The easy, lazy, pessimistic approach is to look around Clark County and sigh resignedly: We’re not Seattle or Everett. We’re not like that epicenter of the aviation manufacturing industry, which employs 83,700 people statewide. We don’t have huge buildings like the ones found at Boeing, which somehow must find ways to produce 33,000 commercial airplanes in the next 20 years.As it turns out, Leadership Clark County class members aren’t very good at sighing. But they’ve got a knack for designing team projects that yield big dividends for Clark County. Seven LCC members this year took on aviation education as their team project, only to discover enough wind beneath their wings to lift their project to staggering heights. Providing that lift is a network of stakeholders from the most obscure local dreamers to U.S. Sen. Maria Cantwell.
Clark County might not be Seattle or Everett, but we’ve got 18 aerospace or aerospace-related companies employing more than 1,000 workers. Not a lot, maybe, but enough to matter. And the LCC team correctly deduced this is enough to position our community for a big role in the burgeoning aerospace industry. The timing is right: Many of those 83,700 aerospace workers are nearing retirement age.
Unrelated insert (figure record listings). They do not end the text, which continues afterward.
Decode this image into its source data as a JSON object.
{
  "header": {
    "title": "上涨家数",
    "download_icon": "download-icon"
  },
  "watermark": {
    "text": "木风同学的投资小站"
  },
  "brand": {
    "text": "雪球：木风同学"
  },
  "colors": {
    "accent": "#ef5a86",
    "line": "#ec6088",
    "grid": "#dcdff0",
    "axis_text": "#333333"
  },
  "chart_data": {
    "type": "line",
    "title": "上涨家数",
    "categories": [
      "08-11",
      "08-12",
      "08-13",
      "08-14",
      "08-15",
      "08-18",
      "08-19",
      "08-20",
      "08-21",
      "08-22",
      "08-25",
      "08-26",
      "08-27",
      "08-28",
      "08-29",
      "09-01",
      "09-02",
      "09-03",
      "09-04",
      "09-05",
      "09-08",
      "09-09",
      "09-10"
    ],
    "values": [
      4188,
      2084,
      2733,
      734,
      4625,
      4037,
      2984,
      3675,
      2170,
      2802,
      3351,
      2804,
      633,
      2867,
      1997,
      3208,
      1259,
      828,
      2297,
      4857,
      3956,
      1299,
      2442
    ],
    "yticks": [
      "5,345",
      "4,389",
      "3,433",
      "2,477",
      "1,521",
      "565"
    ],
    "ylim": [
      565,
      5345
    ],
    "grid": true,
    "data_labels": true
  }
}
Between the LCC team and Sen. Cantwell is a team of seemingly unaffiliated but still well-orchestrated players. At the Clark County Skills Center, the LCC team found Executive Director Dennis Kampe, who coincidentally was envisioning an aviation technology program within the next couple of years.
At Fort Vancouver National Trust, the team found President Elson Strahan, who says the trust is “ecstatic” about Pearson Air Museum partnering with the skills center to host the class.